More than 250 arrests have been made in Northern Ireland as a result of sleeping rough or begging, it has been revealed.
Figures released to the homeless charity Crisis have been branded "nothing short of a disgrace" by SDLP councillor Paul McCusker, who works with the homeless.
They show 258 arrests were made in Northern Ireland under the Vagrancy Act over the last five years.
In 2018, 60 arrests were made under the Act - the second highest figure of any area of the UK outside of London.
The previous year, 45 arrests were made, followed by 63 in 2016. There were 35 arrests in 2015 and 55 in 2014.
Oldpark councillor Mr McCusker said he will write to the Communities Minister Deirdre Hargey to ask what plans she has to scrap the Act.
The Department for Communities said it was a matter for the Department for Justice.
Mr McCusker said: "It must be a source of shame that people in our society are criminalised for falling on hard times.

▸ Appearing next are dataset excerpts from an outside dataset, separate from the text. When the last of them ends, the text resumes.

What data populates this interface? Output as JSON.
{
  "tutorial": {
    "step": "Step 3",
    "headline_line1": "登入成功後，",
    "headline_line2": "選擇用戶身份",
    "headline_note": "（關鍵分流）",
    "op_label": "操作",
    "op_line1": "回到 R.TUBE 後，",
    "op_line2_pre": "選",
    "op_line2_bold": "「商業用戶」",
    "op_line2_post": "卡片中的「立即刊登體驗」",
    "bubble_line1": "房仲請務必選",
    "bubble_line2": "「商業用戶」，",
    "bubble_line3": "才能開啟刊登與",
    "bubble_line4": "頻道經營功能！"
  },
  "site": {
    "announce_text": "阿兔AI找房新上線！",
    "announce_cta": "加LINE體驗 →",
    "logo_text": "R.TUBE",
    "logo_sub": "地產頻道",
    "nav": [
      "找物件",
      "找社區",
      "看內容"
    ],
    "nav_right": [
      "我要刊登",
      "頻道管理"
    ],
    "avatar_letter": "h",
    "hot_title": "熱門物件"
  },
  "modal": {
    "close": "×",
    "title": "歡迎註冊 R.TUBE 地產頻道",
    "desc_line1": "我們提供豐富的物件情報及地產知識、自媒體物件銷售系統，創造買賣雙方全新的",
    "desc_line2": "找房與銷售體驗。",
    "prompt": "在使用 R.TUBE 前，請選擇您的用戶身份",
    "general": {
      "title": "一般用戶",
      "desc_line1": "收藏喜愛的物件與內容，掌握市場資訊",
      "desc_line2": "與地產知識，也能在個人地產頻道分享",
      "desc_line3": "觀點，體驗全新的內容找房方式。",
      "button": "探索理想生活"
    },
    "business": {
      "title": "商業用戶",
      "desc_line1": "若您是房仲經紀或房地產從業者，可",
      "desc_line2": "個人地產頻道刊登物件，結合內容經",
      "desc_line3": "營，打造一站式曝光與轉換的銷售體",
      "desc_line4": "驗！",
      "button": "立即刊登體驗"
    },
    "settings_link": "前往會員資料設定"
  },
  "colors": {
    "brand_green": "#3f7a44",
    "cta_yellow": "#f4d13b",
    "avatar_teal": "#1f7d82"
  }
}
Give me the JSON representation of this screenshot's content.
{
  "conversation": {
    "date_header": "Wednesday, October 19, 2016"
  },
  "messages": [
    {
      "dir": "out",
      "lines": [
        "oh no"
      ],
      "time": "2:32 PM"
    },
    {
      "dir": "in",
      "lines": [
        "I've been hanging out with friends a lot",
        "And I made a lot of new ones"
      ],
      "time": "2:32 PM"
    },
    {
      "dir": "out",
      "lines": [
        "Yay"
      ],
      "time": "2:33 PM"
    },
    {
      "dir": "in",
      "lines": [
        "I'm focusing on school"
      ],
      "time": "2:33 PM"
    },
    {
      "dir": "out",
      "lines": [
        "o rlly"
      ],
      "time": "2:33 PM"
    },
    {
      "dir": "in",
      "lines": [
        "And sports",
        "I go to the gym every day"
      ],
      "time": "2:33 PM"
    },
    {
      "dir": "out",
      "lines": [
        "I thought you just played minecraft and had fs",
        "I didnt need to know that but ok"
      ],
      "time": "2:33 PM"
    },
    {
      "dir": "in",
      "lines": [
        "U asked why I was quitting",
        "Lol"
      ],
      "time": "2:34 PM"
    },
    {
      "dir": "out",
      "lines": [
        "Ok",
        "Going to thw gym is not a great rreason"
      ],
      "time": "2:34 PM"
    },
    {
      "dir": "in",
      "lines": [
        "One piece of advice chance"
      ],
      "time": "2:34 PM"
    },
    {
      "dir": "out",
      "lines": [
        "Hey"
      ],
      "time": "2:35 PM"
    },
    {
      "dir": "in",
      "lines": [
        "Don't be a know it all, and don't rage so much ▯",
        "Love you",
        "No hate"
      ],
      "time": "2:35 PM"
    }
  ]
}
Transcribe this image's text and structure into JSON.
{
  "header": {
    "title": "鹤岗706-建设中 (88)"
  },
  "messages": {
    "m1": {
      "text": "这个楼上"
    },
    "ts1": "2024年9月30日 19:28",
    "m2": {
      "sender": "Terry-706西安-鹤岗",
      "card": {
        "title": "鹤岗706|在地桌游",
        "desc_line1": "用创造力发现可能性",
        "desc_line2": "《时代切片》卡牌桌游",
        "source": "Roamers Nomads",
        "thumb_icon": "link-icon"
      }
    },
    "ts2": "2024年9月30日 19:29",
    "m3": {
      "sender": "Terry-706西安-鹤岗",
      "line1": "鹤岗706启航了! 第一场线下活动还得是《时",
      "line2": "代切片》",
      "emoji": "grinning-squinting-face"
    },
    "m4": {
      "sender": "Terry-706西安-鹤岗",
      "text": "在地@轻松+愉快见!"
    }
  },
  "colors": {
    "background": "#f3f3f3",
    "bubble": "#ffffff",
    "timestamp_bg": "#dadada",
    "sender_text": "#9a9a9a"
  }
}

We need to treat people with dignity and respect, giving them a hand up as opposed to kicking them when they are down."
Chief Superintendent Simon Walls said the PSNI consider a number of options before arrest, including arresting a person for begging. "Police are conscious that issues of begging and rough sleeping are challenging. When any individual is arrested for begging, or any offence, they are treated with dignity and respect."